The model selection criteria is used to determine which algorithm is best suited for the task. This will depend on the data available, the accuracy of the model, the speed of the model, and the number of resources available.
Finally, the evaluation techniques are used to determine how accurate the model is. These could include precision, recall, and accuracy metrics.
In the current changing economic landscape, financial institutions are searching for ways to improve their operations and drive performance. This has led to a surge in the use of artificial intelligence to generate insights, automate processes, and more.
However, many businesses, particularly those in the banking industry, lack the necessary coding and data science expertise to apply ML algorithms to their operations. Fortunately, there is a solution.

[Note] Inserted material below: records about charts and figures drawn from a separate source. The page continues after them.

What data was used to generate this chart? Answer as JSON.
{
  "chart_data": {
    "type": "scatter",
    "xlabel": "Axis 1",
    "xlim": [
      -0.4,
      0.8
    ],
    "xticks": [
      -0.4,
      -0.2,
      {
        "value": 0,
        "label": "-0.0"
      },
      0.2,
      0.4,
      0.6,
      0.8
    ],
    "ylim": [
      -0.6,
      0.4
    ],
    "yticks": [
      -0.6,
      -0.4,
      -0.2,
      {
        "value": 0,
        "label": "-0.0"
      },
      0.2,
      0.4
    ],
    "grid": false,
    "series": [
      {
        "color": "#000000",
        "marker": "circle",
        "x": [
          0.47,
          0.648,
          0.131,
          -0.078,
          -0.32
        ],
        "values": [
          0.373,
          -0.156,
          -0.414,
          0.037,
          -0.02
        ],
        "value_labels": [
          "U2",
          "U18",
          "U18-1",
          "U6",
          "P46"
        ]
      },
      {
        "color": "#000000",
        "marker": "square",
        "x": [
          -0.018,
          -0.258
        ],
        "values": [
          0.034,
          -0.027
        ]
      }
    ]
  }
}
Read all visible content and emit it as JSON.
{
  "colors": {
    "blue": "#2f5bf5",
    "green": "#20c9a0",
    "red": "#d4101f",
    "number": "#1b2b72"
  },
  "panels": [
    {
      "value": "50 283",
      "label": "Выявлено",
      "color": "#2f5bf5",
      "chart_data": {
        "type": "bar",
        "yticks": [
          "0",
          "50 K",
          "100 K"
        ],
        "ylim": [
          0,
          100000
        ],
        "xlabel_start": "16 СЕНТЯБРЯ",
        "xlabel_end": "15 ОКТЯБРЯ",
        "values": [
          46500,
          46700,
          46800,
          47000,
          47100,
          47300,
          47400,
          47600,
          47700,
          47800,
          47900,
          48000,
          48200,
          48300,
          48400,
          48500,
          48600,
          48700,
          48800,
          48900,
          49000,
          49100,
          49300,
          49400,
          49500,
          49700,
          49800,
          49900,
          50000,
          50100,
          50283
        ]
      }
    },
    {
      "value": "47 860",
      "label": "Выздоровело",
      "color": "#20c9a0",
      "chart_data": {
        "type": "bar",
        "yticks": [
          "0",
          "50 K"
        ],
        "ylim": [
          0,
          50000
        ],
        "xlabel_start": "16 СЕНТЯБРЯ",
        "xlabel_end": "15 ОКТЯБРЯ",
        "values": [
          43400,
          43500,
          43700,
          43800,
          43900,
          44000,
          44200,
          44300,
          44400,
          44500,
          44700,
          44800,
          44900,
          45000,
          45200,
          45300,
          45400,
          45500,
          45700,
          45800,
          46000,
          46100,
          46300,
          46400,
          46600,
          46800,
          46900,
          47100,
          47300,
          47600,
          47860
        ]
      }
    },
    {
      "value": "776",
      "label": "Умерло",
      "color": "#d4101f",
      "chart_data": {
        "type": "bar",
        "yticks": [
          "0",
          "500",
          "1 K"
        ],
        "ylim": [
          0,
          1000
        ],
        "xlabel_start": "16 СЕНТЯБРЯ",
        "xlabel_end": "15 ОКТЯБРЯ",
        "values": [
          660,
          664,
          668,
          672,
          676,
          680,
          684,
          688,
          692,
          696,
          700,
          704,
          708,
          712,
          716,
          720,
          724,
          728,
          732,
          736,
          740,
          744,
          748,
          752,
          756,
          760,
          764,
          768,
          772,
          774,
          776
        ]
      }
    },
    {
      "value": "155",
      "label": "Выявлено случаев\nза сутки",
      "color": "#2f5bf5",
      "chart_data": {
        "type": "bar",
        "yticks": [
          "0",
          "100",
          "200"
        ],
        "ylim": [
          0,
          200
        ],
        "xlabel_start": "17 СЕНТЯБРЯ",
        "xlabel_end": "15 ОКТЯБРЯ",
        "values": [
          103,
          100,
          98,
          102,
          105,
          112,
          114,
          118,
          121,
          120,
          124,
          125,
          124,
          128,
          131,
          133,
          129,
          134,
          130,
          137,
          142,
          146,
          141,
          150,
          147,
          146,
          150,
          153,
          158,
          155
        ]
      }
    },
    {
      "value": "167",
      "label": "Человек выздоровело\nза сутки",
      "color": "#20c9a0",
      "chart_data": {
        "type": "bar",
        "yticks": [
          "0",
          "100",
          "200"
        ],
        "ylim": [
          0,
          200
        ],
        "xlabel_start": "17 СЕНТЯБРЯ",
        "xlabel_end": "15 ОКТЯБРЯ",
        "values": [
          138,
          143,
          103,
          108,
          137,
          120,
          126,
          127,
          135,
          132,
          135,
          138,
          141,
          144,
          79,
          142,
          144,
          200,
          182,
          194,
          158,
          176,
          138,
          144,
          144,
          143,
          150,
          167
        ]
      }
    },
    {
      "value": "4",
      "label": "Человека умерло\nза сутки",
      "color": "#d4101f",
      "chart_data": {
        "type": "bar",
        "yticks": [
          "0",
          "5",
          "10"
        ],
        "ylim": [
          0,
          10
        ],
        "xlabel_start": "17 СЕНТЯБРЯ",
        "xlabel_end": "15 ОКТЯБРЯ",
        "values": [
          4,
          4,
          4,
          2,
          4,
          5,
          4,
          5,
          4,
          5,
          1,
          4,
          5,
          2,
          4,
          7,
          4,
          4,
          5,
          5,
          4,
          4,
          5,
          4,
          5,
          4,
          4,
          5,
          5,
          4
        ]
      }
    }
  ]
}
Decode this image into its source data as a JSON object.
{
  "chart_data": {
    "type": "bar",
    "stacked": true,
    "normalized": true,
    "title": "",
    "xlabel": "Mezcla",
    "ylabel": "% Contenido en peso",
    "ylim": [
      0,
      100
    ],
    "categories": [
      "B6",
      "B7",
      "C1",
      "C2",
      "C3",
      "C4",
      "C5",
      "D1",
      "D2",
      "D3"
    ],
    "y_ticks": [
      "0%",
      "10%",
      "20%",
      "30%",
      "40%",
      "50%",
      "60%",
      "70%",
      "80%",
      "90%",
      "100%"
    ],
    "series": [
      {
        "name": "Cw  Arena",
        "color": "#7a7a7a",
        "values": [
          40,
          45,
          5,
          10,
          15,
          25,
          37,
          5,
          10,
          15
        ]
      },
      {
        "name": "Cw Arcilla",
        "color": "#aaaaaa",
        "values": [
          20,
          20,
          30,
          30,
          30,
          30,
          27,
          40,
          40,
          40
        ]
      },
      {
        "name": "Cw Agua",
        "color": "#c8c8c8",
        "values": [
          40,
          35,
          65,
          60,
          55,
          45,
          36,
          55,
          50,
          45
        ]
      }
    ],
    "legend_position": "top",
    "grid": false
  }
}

Akkio's easy machine learning platform enables businesses to build models effortlessly from any data source and deploy them anywhere. It's used for everything from lead scoring and customer segmentation to churn prediction and credit risk assessment.

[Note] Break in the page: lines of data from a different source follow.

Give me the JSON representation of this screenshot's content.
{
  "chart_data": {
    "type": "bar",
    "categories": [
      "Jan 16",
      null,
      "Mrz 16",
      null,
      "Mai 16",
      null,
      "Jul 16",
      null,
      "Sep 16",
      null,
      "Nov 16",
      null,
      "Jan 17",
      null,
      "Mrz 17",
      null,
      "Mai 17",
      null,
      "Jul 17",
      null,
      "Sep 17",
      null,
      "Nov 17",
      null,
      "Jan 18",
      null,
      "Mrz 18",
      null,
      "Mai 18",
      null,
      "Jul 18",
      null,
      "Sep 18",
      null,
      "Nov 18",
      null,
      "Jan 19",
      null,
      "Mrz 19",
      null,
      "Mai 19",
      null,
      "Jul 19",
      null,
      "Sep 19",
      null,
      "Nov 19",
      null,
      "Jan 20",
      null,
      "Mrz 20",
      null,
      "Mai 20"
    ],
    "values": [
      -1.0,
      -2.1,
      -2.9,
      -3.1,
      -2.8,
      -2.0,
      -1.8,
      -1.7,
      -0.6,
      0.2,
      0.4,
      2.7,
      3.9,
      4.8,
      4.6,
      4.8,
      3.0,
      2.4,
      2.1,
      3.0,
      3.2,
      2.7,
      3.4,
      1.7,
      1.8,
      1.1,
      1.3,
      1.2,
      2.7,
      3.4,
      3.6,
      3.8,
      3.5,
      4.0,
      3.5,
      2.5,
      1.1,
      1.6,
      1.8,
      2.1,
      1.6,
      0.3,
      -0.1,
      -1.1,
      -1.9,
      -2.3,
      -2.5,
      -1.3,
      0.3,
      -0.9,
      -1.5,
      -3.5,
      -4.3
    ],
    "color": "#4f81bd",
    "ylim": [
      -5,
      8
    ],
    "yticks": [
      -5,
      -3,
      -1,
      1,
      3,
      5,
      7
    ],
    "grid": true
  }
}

When it comes to churn prediction, Akkio makes it easier to identify and classify bank churn. The platform provides an intuitive user interface and automated processes that allow users to quickly build models and get predictive results.
First, you connect a data source to the platform and select the customer churn column. Then, you simply hit predict and Akkio automatically builds a model to predict the probability of customer churn.
You then have several deployment options, such as an API, a web model, or direct integrations with Salesforce, Snowflake, Google Sheets, and any Zapier-enabled system.
Below, you can see a churn prediction model deployed as a web model. It allows you to enter sample customer data and get predictive results in real time.
By using Akkio, businesses can build the best model for churn prediction and easily deploy it to their operations. This means businesses don't need to invest in expensive coding or data science experts to build and maintain ML models.
Businesses of all sizes are navigating a volatile economic landscape. Layoffs populate major news headlines, and customers are increasingly discerning about where they will give their money. This makes customer churn a major threat to financial institutions around the world.
Fortunately, banks and financial institutions can use machine learning algorithms to predict customer churn and take proactive steps to retain them. By leveraging the right ML algorithms, banks can identify high-risk customers and take steps to retain them.
Akkio’s no-code AI platform makes it easier than ever to build and deploy ML models, including models for customer churn. With its intuitive user interface and automated processes, Akkio allows businesses to identify customer churn in an easy and cost-effective way. There are also many other use cases use cases for ML in finance, such as predicting a customer’s propensity to buy.